O indígena brasileiro em foco na atualidade

Enviada em 14/03/2019

Realidade móvel

O imobilismo, defendido por Parmênides, discorre que a realidade é imóvel. Todavia, o passar dos séculos e as mudanças que acompanharam o tempo provaram que essa teoria é refutável. Diante disso, o Brasil se apresenta contrário à refuta ao filósofo, já que o déficit no Poder Público e a lapsa atuação social corroboram para que situação do índio atual seja uma problemática imutável da sociedade contemporânea.

A priori, o desempenho governamental cria uma linha tênue entre o problema e a solução. As cruzadas, expedições para descobrimento e ocupação do território brasileiro, ocasionou um genocídio indígena e com o consentimento monárquico. Por analogia, o agronegócio age de forma similar aos bandeirantes, dado que invadem terras e causam inúmeras mortes pela região Centro Oeste do país. Nesse contexto caótico, a Funai tem, na tese, a função de garantir a dignidade nativa e proteção territorial, entretanto, os óbitos crescentes e a expansão desenfreada da agroexportação denotam a falha do sistema. Desse modo, o descaso vindo do governo contribui para o crescimento dessa função exponencial.

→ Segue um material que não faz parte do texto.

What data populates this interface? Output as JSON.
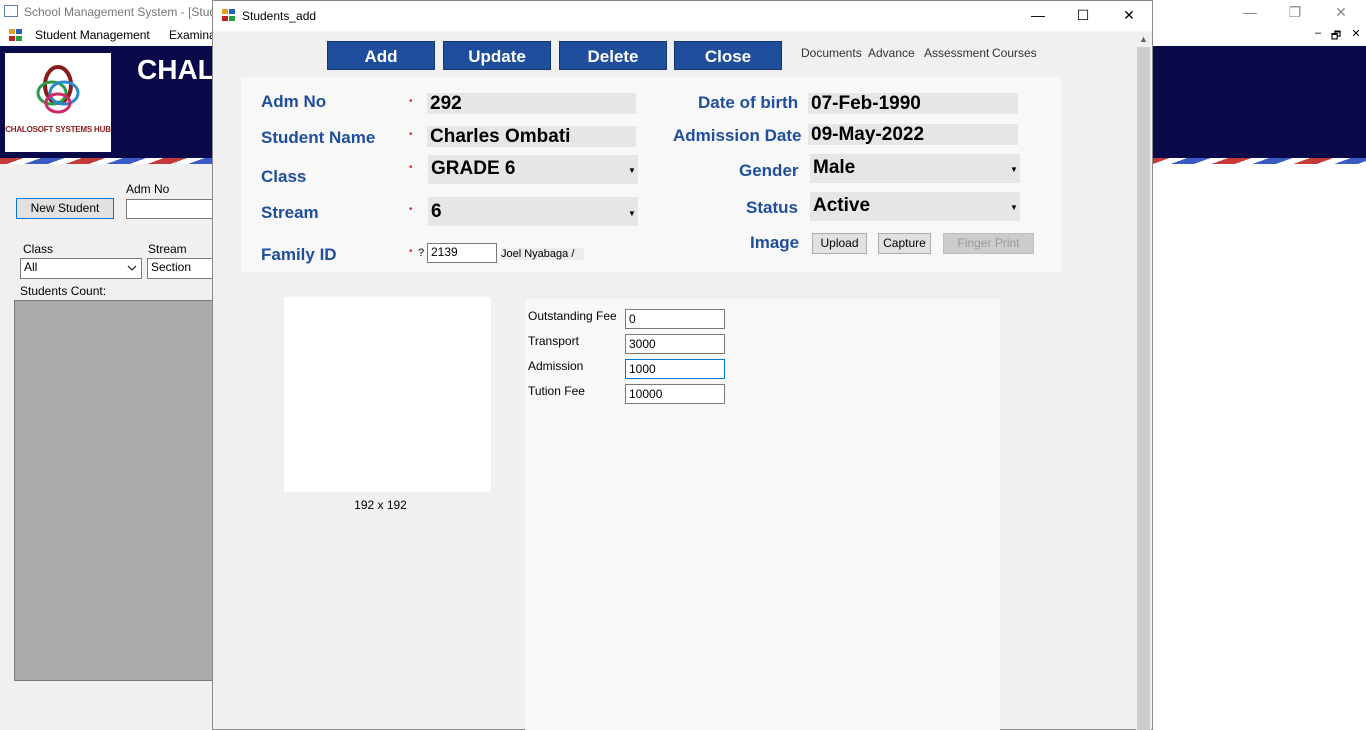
{
  "main_window": {
    "title": "School Management System - [Stud",
    "controls": {
      "minimize": "—",
      "restore": "❐",
      "close": "✕"
    },
    "menu": [
      {
        "label": "Student Management"
      },
      {
        "label": "Examina"
      }
    ],
    "mdi_controls": {
      "minimize": "–",
      "restore": "🗗",
      "close": "✕"
    },
    "banner": {
      "logo_text": "CHALOSOFT SYSTEMS HUB",
      "title": "CHAL"
    },
    "new_student_button": "New Student",
    "adm_no_label": "Adm No",
    "adm_no_value": "",
    "class_label": "Class",
    "class_value": "All",
    "stream_label": "Stream",
    "stream_value": "Section",
    "students_count_label": "Students Count:"
  },
  "dialog": {
    "title": "Students_add",
    "controls": {
      "minimize": "—",
      "maximize": "☐",
      "close": "✕"
    },
    "scroll_up": "▲",
    "toolbar": {
      "add": "Add",
      "update": "Update",
      "delete": "Delete",
      "close": "Close",
      "links": [
        "Documents",
        "Advance",
        "Assessment",
        "Courses"
      ]
    },
    "form": {
      "adm_no_label": "Adm No",
      "adm_no_value": "292",
      "student_name_label": "Student Name",
      "student_name_value": "Charles Ombati",
      "class_label": "Class",
      "class_value": "GRADE 6",
      "stream_label": "Stream",
      "stream_value": "6",
      "family_id_label": "Family ID",
      "family_id_value": "2139",
      "family_hint": "?",
      "family_name": "Joel Nyabaga /",
      "dob_label": "Date of birth",
      "dob_value": "07-Feb-1990",
      "admission_date_label": "Admission Date",
      "admission_date_value": "09-May-2022",
      "gender_label": "Gender",
      "gender_value": "Male",
      "status_label": "Status",
      "status_value": "Active",
      "image_label": "Image",
      "required_mark": "•",
      "dropdown_arrow": "▼",
      "upload_button": "Upload",
      "capture_button": "Capture",
      "finger_print_button": "Finger Print"
    },
    "photo": {
      "size_label": "192 x 192"
    },
    "fees": [
      {
        "label": "Outstanding Fee",
        "value": "0"
      },
      {
        "label": "Transport",
        "value": "3000"
      },
      {
        "label": "Admission",
        "value": "1000"
      },
      {
        "label": "Tution Fee",
        "value": "10000"
      }
    ],
    "colors": {
      "accent": "#1f4e9c",
      "banner": "#0a0a4a",
      "required": "#e03030"
    }
  }
}
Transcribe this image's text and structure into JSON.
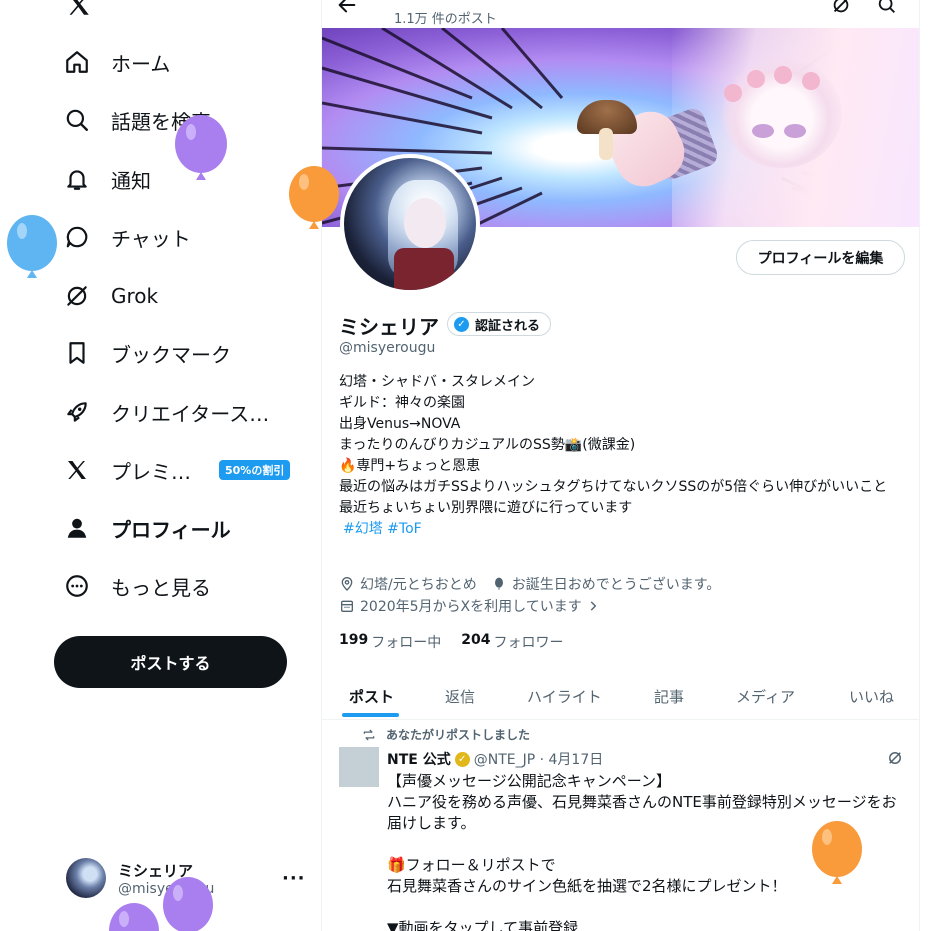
{
  "sidebar": {
    "nav": [
      {
        "label": "ホーム",
        "icon": "home-icon"
      },
      {
        "label": "話題を検索",
        "icon": "search-icon"
      },
      {
        "label": "通知",
        "icon": "bell-icon"
      },
      {
        "label": "チャット",
        "icon": "chat-icon"
      },
      {
        "label": "Grok",
        "icon": "grok-icon"
      },
      {
        "label": "ブックマーク",
        "icon": "bookmark-icon"
      },
      {
        "label": "クリエイタース…",
        "icon": "rocket-icon"
      },
      {
        "label": "プレミ…",
        "icon": "x-icon"
      },
      {
        "label": "プロフィール",
        "icon": "person-icon"
      },
      {
        "label": "もっと見る",
        "icon": "more-circle-icon"
      }
    ],
    "premium_badge": "50%の割引",
    "post_button": "ポストする",
    "account": {
      "name": "ミシェリア",
      "handle": "@misyerougu",
      "more": "···"
    }
  },
  "header": {
    "post_count": "1.1万 件のポスト"
  },
  "profile": {
    "edit_button": "プロフィールを編集",
    "name": "ミシェリア",
    "verified_label": "認証される",
    "handle": "@misyerougu",
    "bio": [
      "幻塔・シャドバ・スタレメイン",
      "ギルド：神々の楽園",
      "出身Venus→NOVA",
      "まったりのんびりカジュアルのSS勢📸(微課金)",
      "🔥専門+ちょっと恩恵",
      "最近の悩みはガチSSよりハッシュタグちけてないクソSSのが5倍ぐらい伸びがいいこと",
      "最近ちょいちょい別界隈に遊びに行っています"
    ],
    "hashtags": "#幻塔 #ToF",
    "location": "幻塔/元とちおとめ",
    "birthday": "お誕生日おめでとうございます。",
    "joined": "2020年5月からXを利用しています",
    "following_count": "199",
    "following_label": "フォロー中",
    "followers_count": "204",
    "followers_label": "フォロワー"
  },
  "tabs": [
    "ポスト",
    "返信",
    "ハイライト",
    "記事",
    "メディア",
    "いいね"
  ],
  "tweet": {
    "repost_note": "あなたがリポストしました",
    "author": "NTE 公式",
    "handle_date": "@NTE_JP · 4月17日",
    "lines": [
      "【声優メッセージ公開記念キャンペーン】",
      "ハニア役を務める声優、石見舞菜香さんのNTE事前登録特別メッセージをお届けします。",
      "",
      "🎁フォロー＆リポストで",
      "石見舞菜香さんのサイン色紙を抽選で2名様にプレゼント！",
      "",
      "▼動画をタップして事前登録"
    ]
  },
  "colors": {
    "accent": "#1d9bf0",
    "text": "#0f1419",
    "muted": "#536471",
    "balloon_purple": "#a97ff0",
    "balloon_orange": "#f99a3b",
    "balloon_blue": "#5fb4f2"
  }
}
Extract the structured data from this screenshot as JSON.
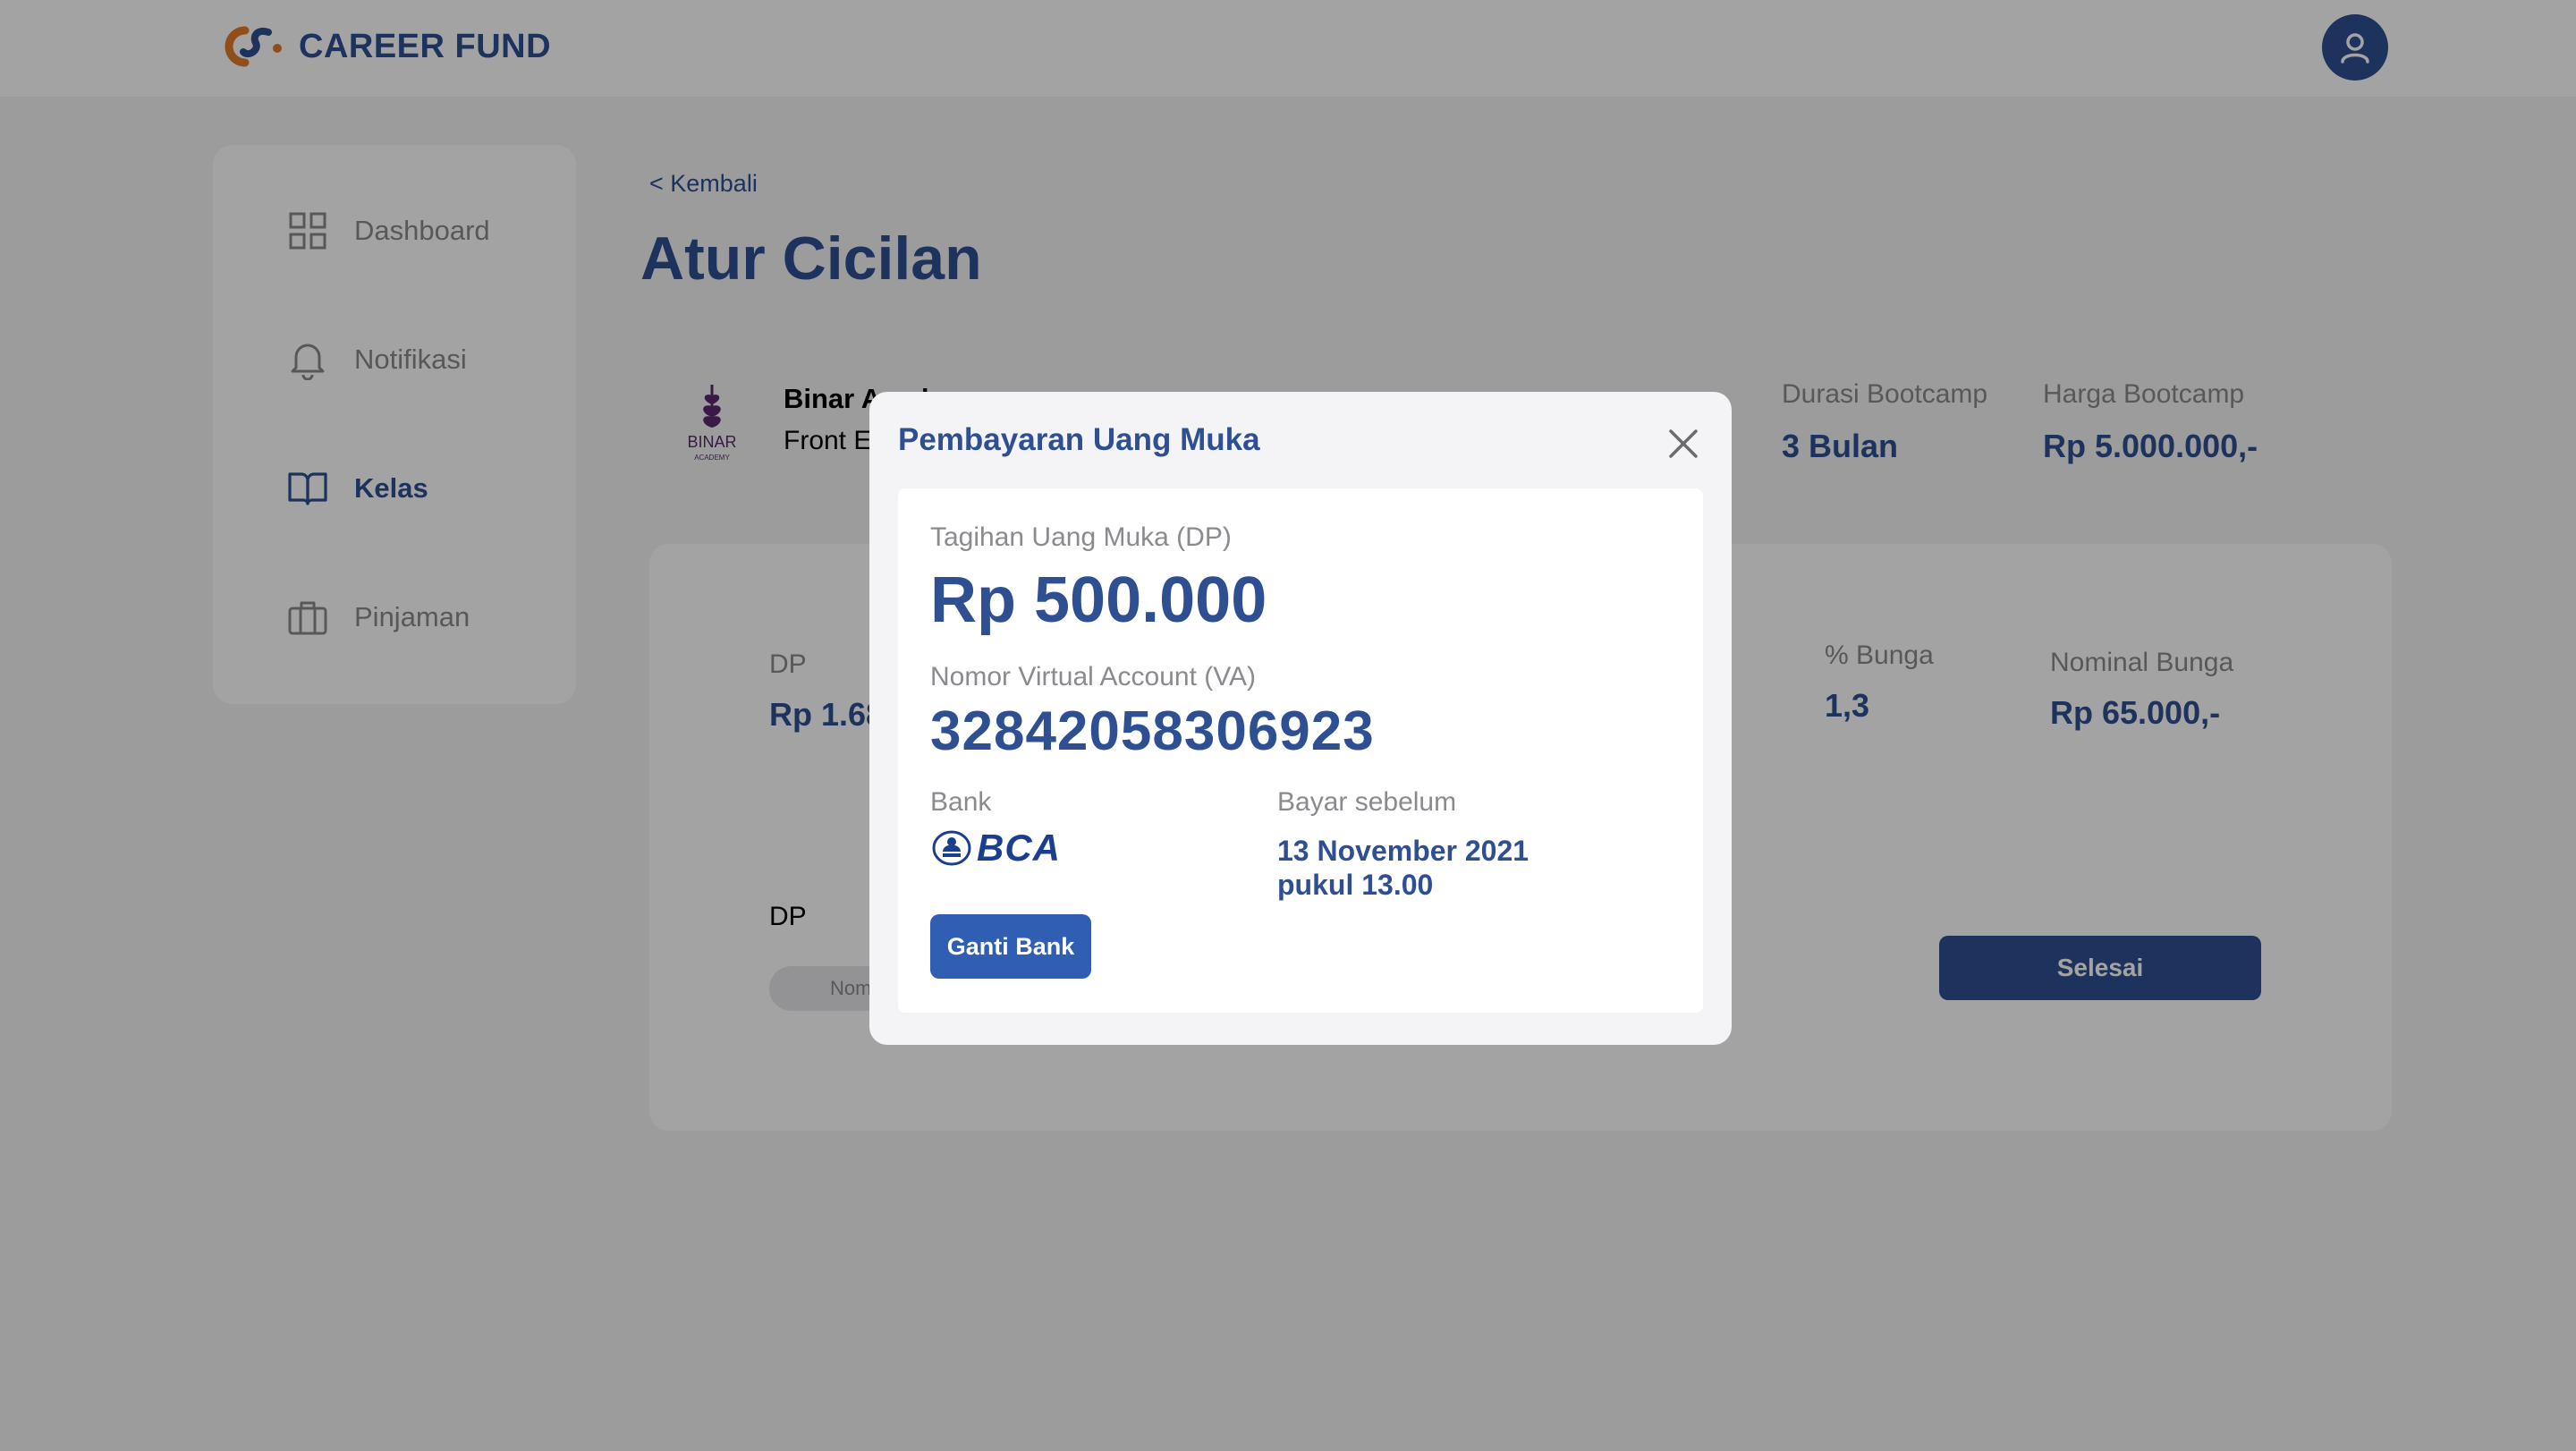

Além disso, a desvalorização, por parte populacional, retarda o alcance do êxito. O romantismo, em sua primeira geração, trouxe o índio idealizado e endeusado para a sociedade. Mesmo após o modernismo, e sua fase nacionalista, a população ainda tem a visão romântica enraizada e lembram do indianista, de forma estereotipada, dia dezenove de abril e nos carnavais brasileiros. Portanto, a desvalorização do nativo e de sua rica cultura fomentam a sua marginalização e, consequentemente, as ações nocivas que ocorrem com esse grupo.

Torna-se fatídica, então, a necessidade de mitigar as problemáticas envolvendo o índio do século XXI. Logo, o Ministério Público deve atuar na proteção indígena, para isso, investigue e autue latifundiários envolvidos em expansões ilegais e, simultaneamente, fiscalize a atuação da Funai, a fim de reduzir as chacinas nativas, uma vez que ofereça dignidade a esse povo historicamente oprimido. Ainda, cabe ao Ministério da Educação instituir na Base Nacional Comum Curricular pautas em aulas que mostrem a verdadeira cultura indianista, para que erradique as romantizações. Só assim, o Brasil realmente refutará Parmênides e terá uma realidade móvel.